A hydrogen atom is in the n = 2 state. In the context of the Bohr model, how many wavelengths of the electron fit around this orbit?

2 Answers

You have mutually exclusive concepts here. In the Bohr model, the electron is a particle with no wavelength.

At the quantum scale, the electron’s wave function spreads out over the larger volume of space it occupies at higher energies. It will become in essence a standing wave at the orbit, or if unable to stabilize, the excess energy is released as photons with well-known wavelength and the electron "drops" down into the ground state, and stabilizes as a "standing wave" in orbit.

I like Bekki’s analysis, but it assumes things that cannot be bourne out by experiment, just as the Bohr model does. The electron is a ½ integer spin fermion, and as a direct result, the wave functions will be standing half-waves.

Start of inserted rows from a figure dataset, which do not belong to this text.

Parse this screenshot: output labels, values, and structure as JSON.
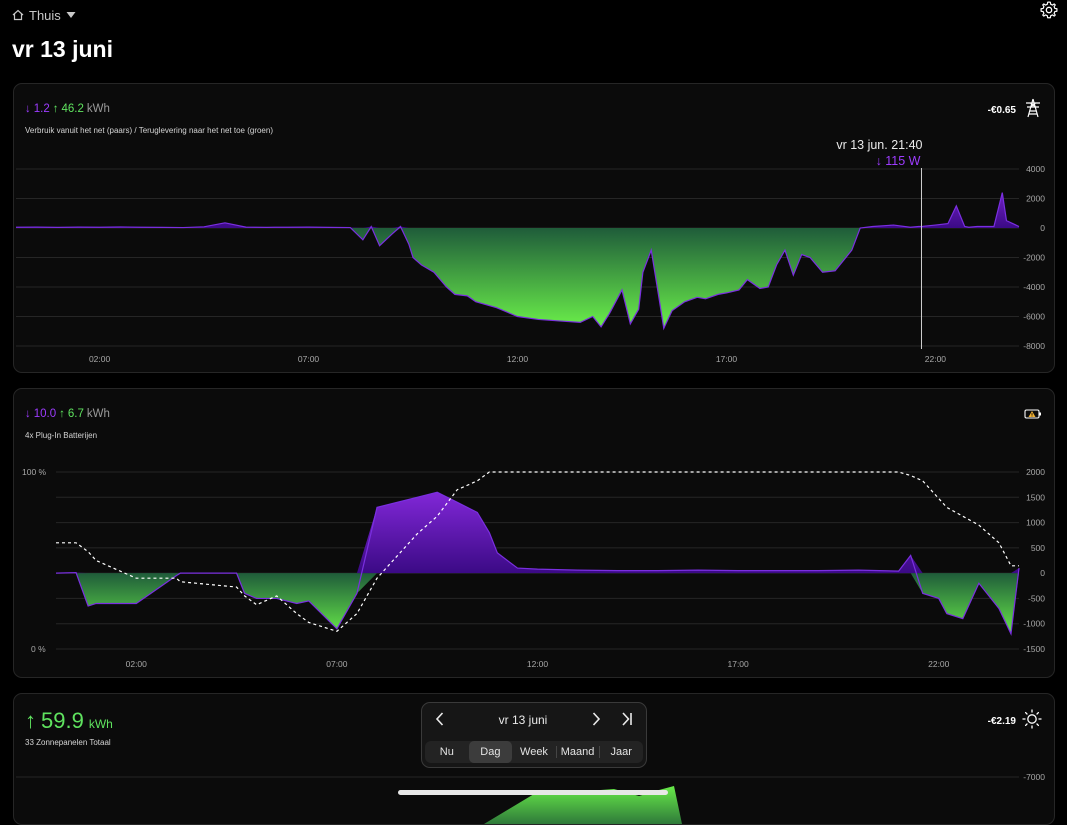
{
  "header": {
    "home_label": "Thuis",
    "date_title": "vr 13 juni",
    "home_icon": "home-icon",
    "settings_icon": "gear-icon"
  },
  "grid_card": {
    "import_value": "1.2",
    "export_value": "46.2",
    "unit": "kWh",
    "subtitle": "Verbruik vanuit het net (paars) / Teruglevering naar het net toe (groen)",
    "price": "-€0.65",
    "icon": "power-pylon-icon",
    "tooltip": {
      "time": "vr 13 jun. 21:40",
      "value": "115 W"
    }
  },
  "battery_card": {
    "charge_value": "10.0",
    "discharge_value": "6.7",
    "unit": "kWh",
    "subtitle": "4x Plug-In Batterijen",
    "icon": "battery-warning-icon",
    "soc_top_label": "100 %",
    "soc_bottom_label": "0 %"
  },
  "solar_card": {
    "total_value": "59.9",
    "unit": "kWh",
    "subtitle": "33 Zonnepanelen Totaal",
    "price": "-€2.19",
    "icon": "sun-icon"
  },
  "date_picker": {
    "date_label": "vr 13 juni",
    "tabs": [
      "Nu",
      "Dag",
      "Week",
      "Maand",
      "Jaar"
    ],
    "active_tab": "Dag"
  },
  "colors": {
    "purple": "#9d3cff",
    "green": "#5fe35f",
    "background": "#000000"
  },
  "chart_data": [
    {
      "type": "area",
      "name": "grid",
      "x_unit": "hour",
      "x_ticks": [
        "02:00",
        "07:00",
        "12:00",
        "17:00",
        "22:00"
      ],
      "y_ticks": [
        4000,
        2000,
        0,
        -2000,
        -4000,
        -6000,
        -8000
      ],
      "ylim": [
        -8000,
        4000
      ],
      "x": [
        0,
        0.5,
        1,
        1.5,
        2,
        2.5,
        3,
        3.5,
        4,
        4.5,
        5,
        5.5,
        6,
        6.2,
        6.5,
        7,
        7.5,
        8,
        8.3,
        8.5,
        8.7,
        9,
        9.2,
        9.4,
        9.5,
        9.7,
        10,
        10.3,
        10.5,
        10.8,
        11,
        11.5,
        12,
        12.5,
        13,
        13.5,
        13.8,
        14,
        14.2,
        14.5,
        14.7,
        14.9,
        15,
        15.2,
        15.4,
        15.5,
        15.7,
        16,
        16.3,
        16.5,
        16.8,
        17,
        17.3,
        17.5,
        17.8,
        18,
        18.2,
        18.4,
        18.6,
        18.8,
        19,
        19.3,
        19.6,
        20,
        20.2,
        20.5,
        21,
        21.4,
        21.6,
        21.7,
        22,
        22.3,
        22.5,
        22.7,
        22.8,
        23,
        23.4,
        23.6,
        23.7,
        24
      ],
      "y": [
        50,
        60,
        40,
        60,
        50,
        70,
        50,
        40,
        30,
        80,
        350,
        60,
        40,
        50,
        50,
        60,
        40,
        30,
        -800,
        100,
        -1200,
        -400,
        100,
        -1100,
        -2000,
        -2500,
        -3000,
        -4000,
        -4500,
        -4600,
        -5000,
        -5400,
        -6000,
        -6200,
        -6300,
        -6400,
        -6000,
        -6700,
        -5800,
        -4200,
        -6500,
        -5500,
        -3000,
        -1500,
        -5000,
        -6800,
        -5600,
        -5000,
        -4700,
        -4800,
        -4500,
        -4400,
        -4200,
        -3500,
        -4100,
        -4000,
        -2500,
        -1500,
        -3200,
        -1800,
        -2000,
        -3000,
        -2900,
        -1500,
        0,
        100,
        200,
        50,
        100,
        115,
        200,
        300,
        1500,
        100,
        50,
        100,
        100,
        2400,
        500,
        100
      ]
    },
    {
      "type": "area",
      "name": "battery",
      "x_unit": "hour",
      "x_ticks": [
        "02:00",
        "07:00",
        "12:00",
        "17:00",
        "22:00"
      ],
      "y_ticks": [
        2000,
        1500,
        1000,
        500,
        0,
        -500,
        -1000,
        -1500
      ],
      "ylim": [
        -1500,
        2000
      ],
      "soc_ylim": [
        0,
        100
      ],
      "x": [
        0,
        0.5,
        0.8,
        1,
        2,
        3,
        3.1,
        4.5,
        4.7,
        5,
        5.5,
        6,
        6.3,
        7,
        7.5,
        8,
        9,
        9.5,
        10,
        10.5,
        10.8,
        11,
        11.5,
        12,
        13,
        14,
        15,
        16,
        17,
        18,
        19,
        20,
        21,
        21.3,
        21.6,
        22,
        22.2,
        22.6,
        23,
        23.5,
        23.8,
        24
      ],
      "y": [
        0,
        10,
        -650,
        -600,
        -600,
        -50,
        0,
        0,
        -400,
        -500,
        -500,
        -600,
        -550,
        -1100,
        -400,
        1300,
        1500,
        1600,
        1400,
        1200,
        800,
        400,
        100,
        80,
        60,
        50,
        50,
        60,
        50,
        50,
        50,
        60,
        40,
        350,
        -400,
        -500,
        -800,
        -900,
        -200,
        -700,
        -1200,
        100
      ],
      "soc": [
        60,
        60,
        55,
        50,
        40,
        40,
        38,
        35,
        30,
        25,
        30,
        20,
        15,
        10,
        20,
        40,
        65,
        75,
        90,
        95,
        100,
        100,
        100,
        100,
        100,
        100,
        100,
        100,
        100,
        100,
        100,
        100,
        100,
        98,
        95,
        85,
        80,
        75,
        70,
        60,
        47,
        47
      ]
    },
    {
      "type": "area",
      "name": "solar",
      "x_unit": "hour",
      "y_ticks": [
        -7000
      ],
      "ylim": [
        -8000,
        0
      ]
    }
  ]
}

Thus, the wavelength orbit will be ½n where n is the principal quantum number.

At n = 2, you will have one wavelength as the circumference.

Of course, all of the above ignores relativistic effects.

A
Anonymous

Jan 16, 2025

Bohr’s hypothesis was that for principal quantum number n, the angular momentum is n hbar.

From that, you can calculate that the orbital radius is n^2 times the bohr radius. Therefore the circumference also goes up like n^2.

So if the angular momentum goes up by a factor of n, and the radius goes up by n^2, the momentum must go down like 1/n.

The deBroglie wavelength goes like 1/p, so it is proportional to n.

So the number of wavelengths per circumference goes like n^2/n = n.

So if the ground state orbital is one wavelength, the answer for any other orbital would be n.

–And yes, what X says is correct. ANY attempt to analyze the Bohr model in detail means building upon assumptions that we now know are incorrect.